DevSecOps Quick Start
This artefact helps development teams to quickly set up a ready to use environment integrated with a multi-account CI/CD pipeline following security and DevOps best practices. Upon successful deployment, you will have:
- an AWS CodeCommit Git repository
- an AWS Cloud9 development environment integrated with the code repository
- a multi-stage, multi-account CI/CD pipeline integrated with the code repository
- pipeline integration with Bandit for finding common security issues in Python code
- pipeline integration with Snyk for continuously monitoring for vulnerabilities in your dependencies
- pipeline integration with CFN NAG to look for patterns in CloudFormation templates that may indicate insecure infrastructure
- pipeline integration with Open Policy Agent (OPA) that enables you define and enforce policies on infrastructure resources at development time
Set Up
This project is set up like a standard Python project. The initialization
process also creates a virtualenv within this project, stored under the .venv
directory. To create the virtualenv it assumes that there is a python3
(or python for Windows) executable in your path with access to the venv
package. If for any reason the automatic creation of the virtualenv fails,
you can create the virtualenv manually.
To manually create a virtualenv on MacOS and Linux:
$ python3 -m venv .venv
After the init process completes and the virtualenv is created, you can use the following step to activate your virtualenv.
$ source .venv/bin/activate
If you are a Windows platform, you would activate the virtualenv like this:
% .venv\Scripts\activate.bat
Once the virtualenv is activated, you can install the required dependencies.
$ pip install -r requirements.txt
Bootstrap
Update cdk.json with account number and region values to be used for toolchain, Dev, QA, and Prod deployments.
The toolchain account will host all the required tools deployed by this quick start. The Dev/QA/Prod accounts will
be used as target accounts for deployment of your application(s).
Bootstrap the toolchain account. You only need to do this one time per environment where you want to deploy CDK applications.
Make sure you have credentials for the toolchain account in a profile named toolchain-profile.
$ cdk bootstrap \
--profile toolchain-profile \
--cloudformation-execution-policies arn:aws:iam::aws:policy/AdministratorAccess \
aws://<toolchain-account>/<toolchain-region>
Bootstrap the target accounts. You only need to do this one time per environment where you want to deploy CDK applications.
Make sure you have credentials for the development account in a profile named dev-profile.
$ cdk bootstrap \
--profile dev-profile \
--trust <toolchain-account> \
--cloudformation-execution-policies arn:aws:iam::aws:policy/AdministratorAccess \
aws://<dev-account>/<dev-region>
Repeat this step for QA and Prod accounts.
Deploy
Snyk
For Snyk integration, you need to provide authentication token with a Snyk profile account. You can sign up for a free Snyk account here. After sign up, you can get your Auth Token from the Account Settings section in your profile.
Using the retrieved authentication token, use secret helper tool to securely store the authentication token in AWS Secret Manager in the toolchain account to share it with the deployment pipeline:
$ ./create_secret_helper.sh snyk-auth-token <snyk-auth-token-value>
OPA Scan
Run the following command to deploy OPA Scan stack into toolchain account.

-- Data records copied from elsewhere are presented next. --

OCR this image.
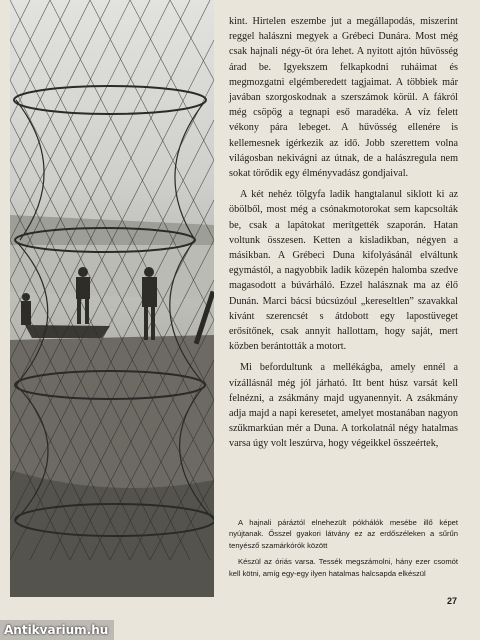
kint. Hirtelen eszembe jut a megállapodás, miszerint reggel halászni megyek a Grébeci Dunára. Most még csak hajnali négy-öt óra lehet. A nyitott ajtón hűvösség árad be. Igyekszem felkapkodni ruháimat és megmozgatni elgémberedett tagjaimat. A többiek már javában szorgoskodnak a szerszámok körül. A fákról még csöpög a tegnapi eső maradéka. A víz felett vékony pára lebeget. A hűvösség ellenére is kellemesnek ígérkezik az idő. Jobb szerettem volna világosban nekivágni az útnak, de a halászregula nem sokat törődik egy élményvadász gondjaival.

A két nehéz tölgyfa ladik hangtalanul siklott ki az öbölből, most még a csónakmotorokat sem kapcsolták be, csak a lapátokat merítgették szaporán. Hatan voltunk összesen. Ketten a kisladikban, négyen a másikban. A Grébeci Duna kifolyásánál elváltunk egymástól, a nagyobbik ladik közepén halomba szedve magasodott a búvárháló. Ezzel halásznak ma az élő Dunán. Marci bácsi búcsúzóul „kereseltlen” szavakkal kívánt szerencsét s átdobott egy lapostüveget erősítőnek, csak annyit hallottam, hogy saját, mert közben berántották a motort.

Mi befordultunk a mellékágba, amely ennél a vízállásnál még jól járható. Itt bent húsz varsát kell felnézni, a zsákmány majd ugyanennyit. A zsákmány adja majd a napi keresetet, amelyet mostanában nagyon szűkmarkúan mér a Duna. A torkolatnál négy hatalmas varsa úgy volt leszúrva, hogy végeikkel összeértek,

A hajnali páráztól elnehezült pókhálók mesébe illő képet nyújtanak. Ősszel gyakori látvány ez az erdőszéleken a sűrűn tenyésző szamárkórók között

Készül az óriás varsa. Tessék megszámolni, hány ezer csomót kell kötni, amíg egy-egy ilyen hatalmas halcsapda elkészül

27
Antikvarium.hu
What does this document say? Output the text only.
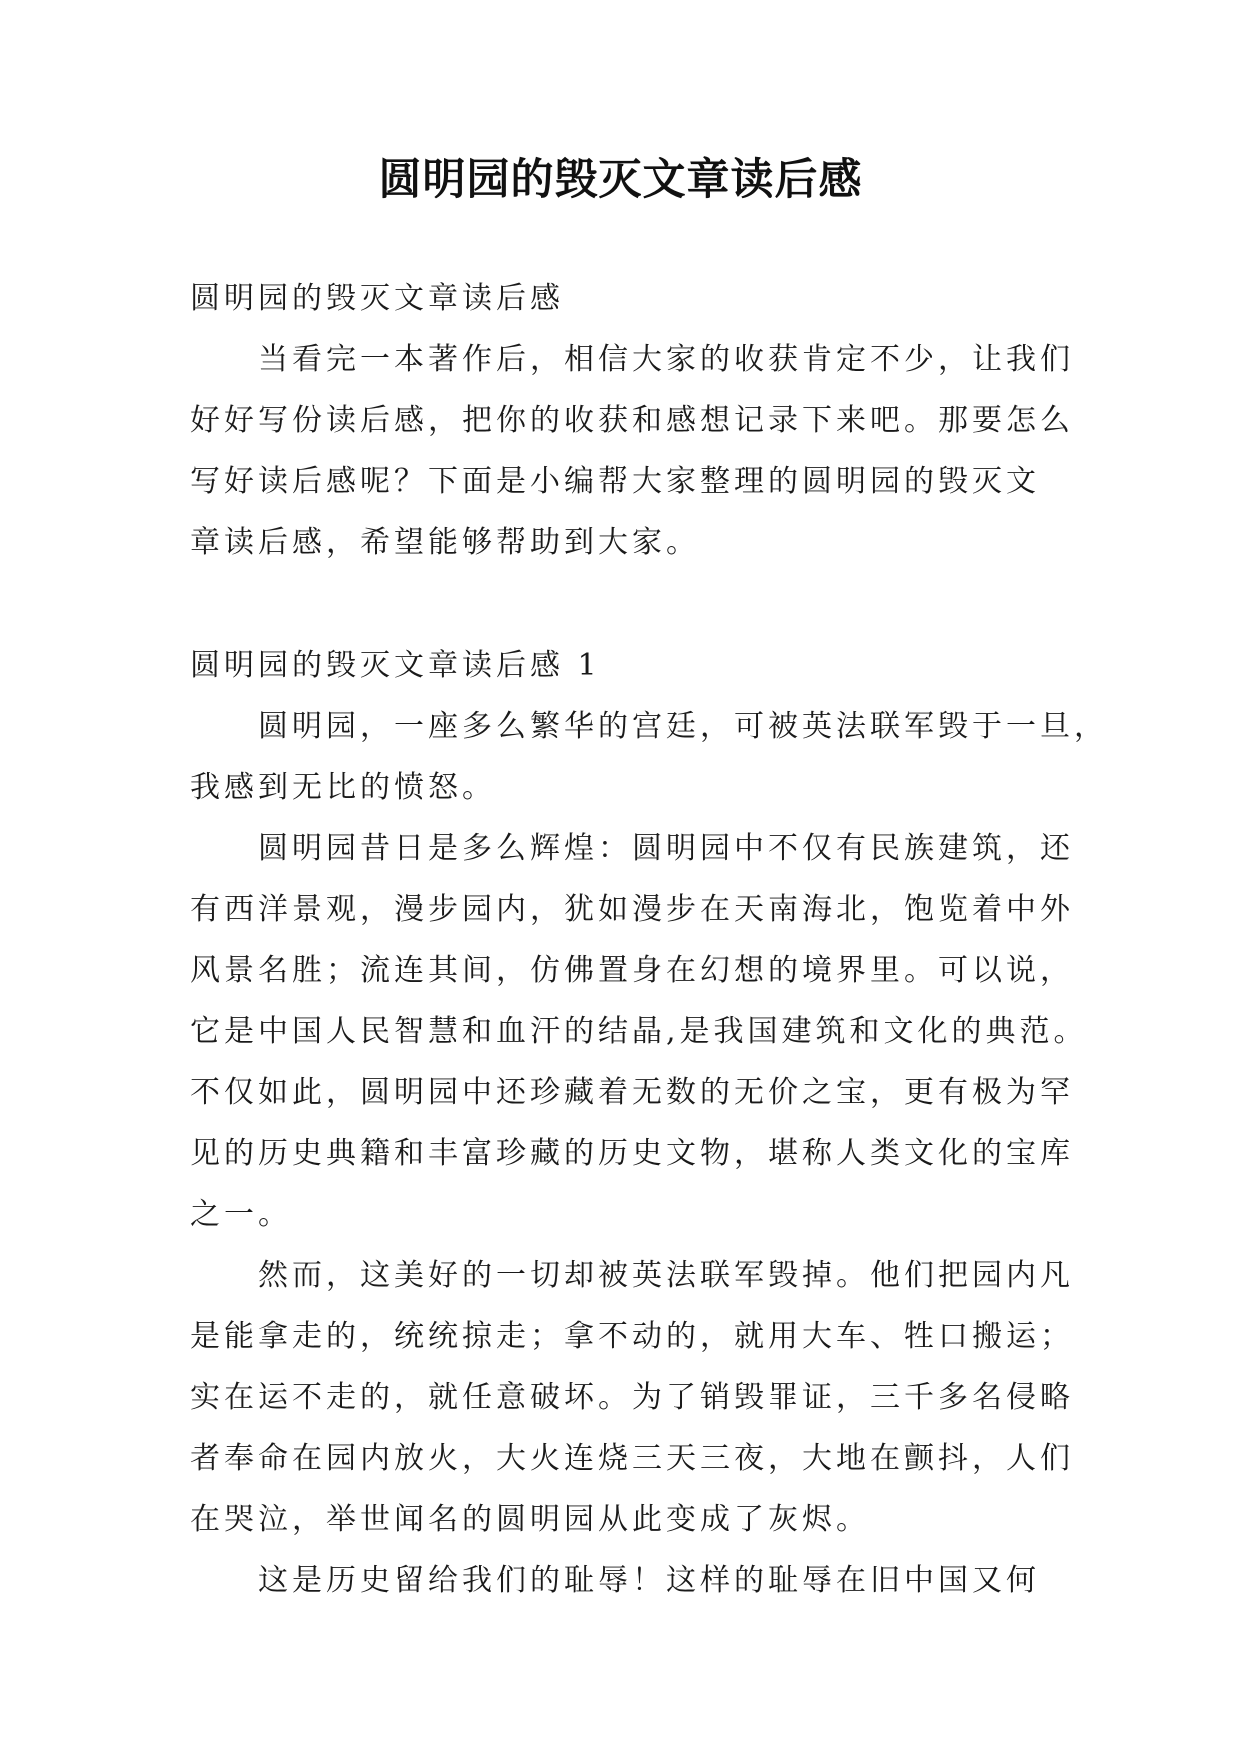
圆明园的毁灭文章读后感

圆明园的毁灭文章读后感

　　当看完一本著作后，相信大家的收获肯定不少，让我们

好好写份读后感，把你的收获和感想记录下来吧。那要怎么

写好读后感呢？下面是小编帮大家整理的圆明园的毁灭文

章读后感，希望能够帮助到大家。

圆明园的毁灭文章读后感 1

　　圆明园，一座多么繁华的宫廷，可被英法联军毁于一旦，

我感到无比的愤怒。

　　圆明园昔日是多么辉煌：圆明园中不仅有民族建筑，还

有西洋景观，漫步园内，犹如漫步在天南海北，饱览着中外

风景名胜；流连其间，仿佛置身在幻想的境界里。可以说，

它是中国人民智慧和血汗的结晶,是我国建筑和文化的典范。

不仅如此，圆明园中还珍藏着无数的无价之宝，更有极为罕

见的历史典籍和丰富珍藏的历史文物，堪称人类文化的宝库

之一。

　　然而，这美好的一切却被英法联军毁掉。他们把园内凡

是能拿走的，统统掠走；拿不动的，就用大车、牲口搬运；

实在运不走的，就任意破坏。为了销毁罪证，三千多名侵略

者奉命在园内放火，大火连烧三天三夜，大地在颤抖，人们

在哭泣，举世闻名的圆明园从此变成了灰烬。

　　这是历史留给我们的耻辱！这样的耻辱在旧中国又何
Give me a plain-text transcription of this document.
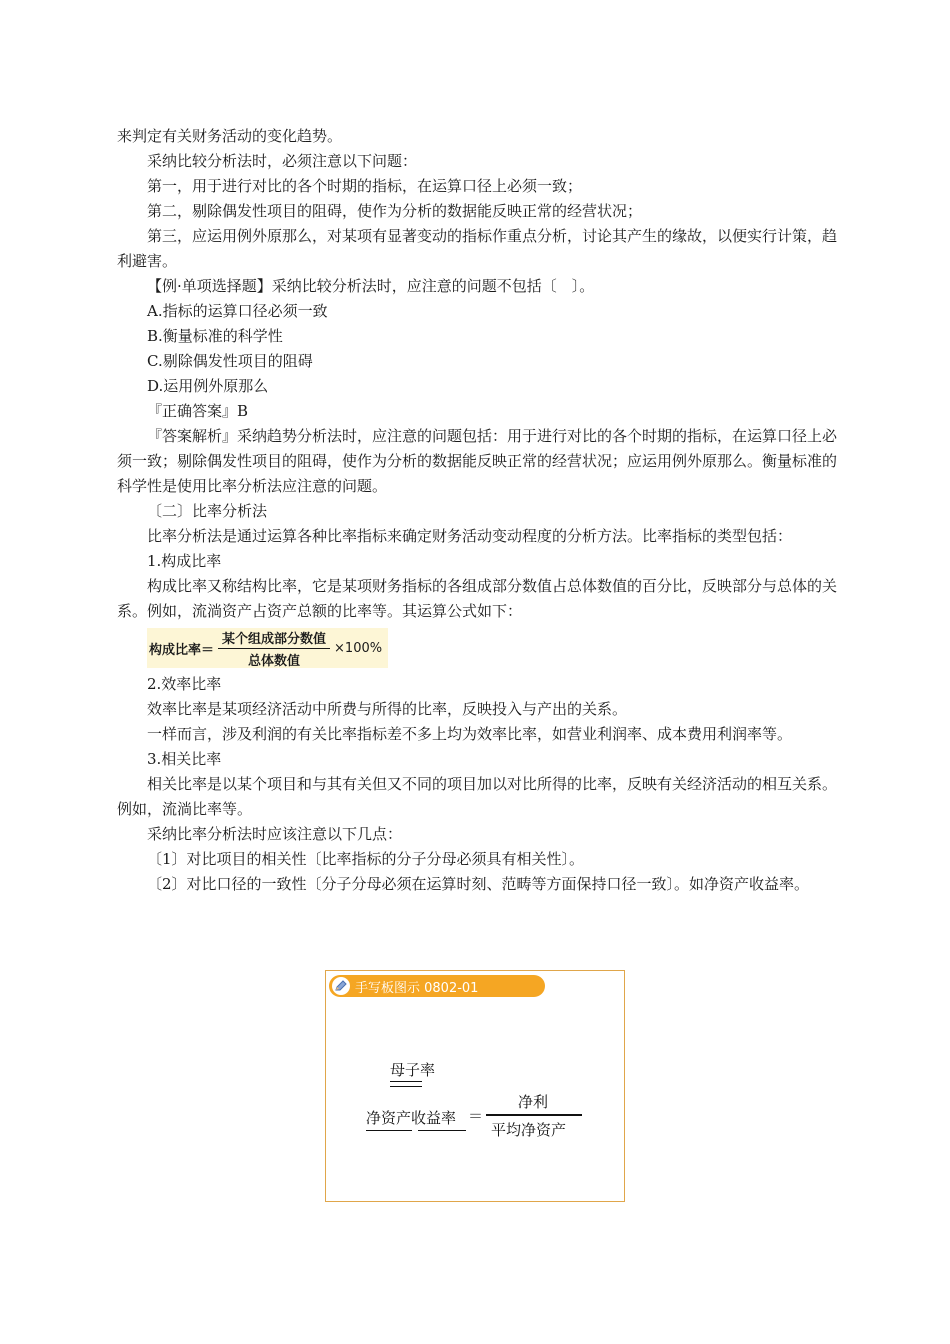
来判定有关财务活动的变化趋势。

采纳比较分析法时，必须注意以下问题：

第一，用于进行对比的各个时期的指标，在运算口径上必须一致；

第二，剔除偶发性项目的阻碍，使作为分析的数据能反映正常的经营状况；

第三，应运用例外原那么，对某项有显著变动的指标作重点分析，讨论其产生的缘故，以便实行计策，趋利避害。

【例·单项选择题】采纳比较分析法时，应注意的问题不包括〔　〕。

A.指标的运算口径必须一致

B.衡量标准的科学性

C.剔除偶发性项目的阻碍

D.运用例外原那么

『正确答案』B

『答案解析』采纳趋势分析法时，应注意的问题包括：用于进行对比的各个时期的指标，在运算口径上必须一致；剔除偶发性项目的阻碍，使作为分析的数据能反映正常的经营状况；应运用例外原那么。衡量标准的科学性是使用比率分析法应注意的问题。

〔二〕比率分析法

比率分析法是通过运算各种比率指标来确定财务活动变动程度的分析方法。比率指标的类型包括：

1.构成比率

构成比率又称结构比率，它是某项财务指标的各组成部分数值占总体数值的百分比，反映部分与总体的关系。例如，流淌资产占资产总额的比率等。其运算公式如下：

构成比率＝ $\frac{\text{某个组成部分数值}}{\text{总体数值}} \times 100\%$

2.效率比率

效率比率是某项经济活动中所费与所得的比率，反映投入与产出的关系。

一样而言，涉及利润的有关比率指标差不多上均为效率比率，如营业利润率、成本费用利润率等。

3.相关比率

相关比率是以某个项目和与其有关但又不同的项目加以对比所得的比率，反映有关经济活动的相互关系。例如，流淌比率等。

采纳比率分析法时应该注意以下几点：

〔1〕对比项目的相关性〔比率指标的分子分母必须具有相关性〕。

〔2〕对比口径的一致性〔分子分母必须在运算时刻、范畴等方面保持口径一致〕。如净资产收益率。

手写板图示 0802-01
母子率
净资产收益率 ＝
净利
平均净资产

$ cdk deploy devsecops-quickstart-opa-scan --profile toolchain-profile
Cfn Nag
Run the following command to deploy OPA Scan stack into toolchain account.
$ cdk deploy cdk deploy devsecops-quickstart-cfn-nag --profile toolchain-profile
CI/CD Pipeline - Development
Run the following command to deploy the development CI/CD pipeline. The development pipeline will track changes from
development_branch and deploys to Dev account as configured in cdk.json.
$ cdk deploy devsecops-quickstart-cicd-development --profile toolchain-profile
Take note of the devsecops-quickstart-cicd-development.repositoryurl value in the deployment output section.
Initiate git and commit to the new repository.
$ git init
$ git remote add origin https://git-codecommit.eu-central-1.amazonaws.com/v1/repos/devsecops-quickstart
$ git checkout -b development
$ git add .
$ git commit -m "initial commit"
$ git push --set-upstream origin development
CI/CD Pipeline - Production
Run the following command to deploy the production CI/CD pipeline. The production pipeline will track changes from
production_branch and deploys to QA and Prod account as configured in cdk.json.
$ cdk deploy devsecops-quickstart-production --profile toolchain-profile
Troubleshooting
Q: How to access the Cloud9 Environment?
A: Check the CloudFormation Outputs section of the stack called tooling-Cloud9. There you can find output parameters
for the environment URL, admin user, and the AWS Secret Manager secret containing the admin password.
Security
See CONTRIBUTING for more information.
License
This library is licensed under the MIT-0 License. See the LICENSE file.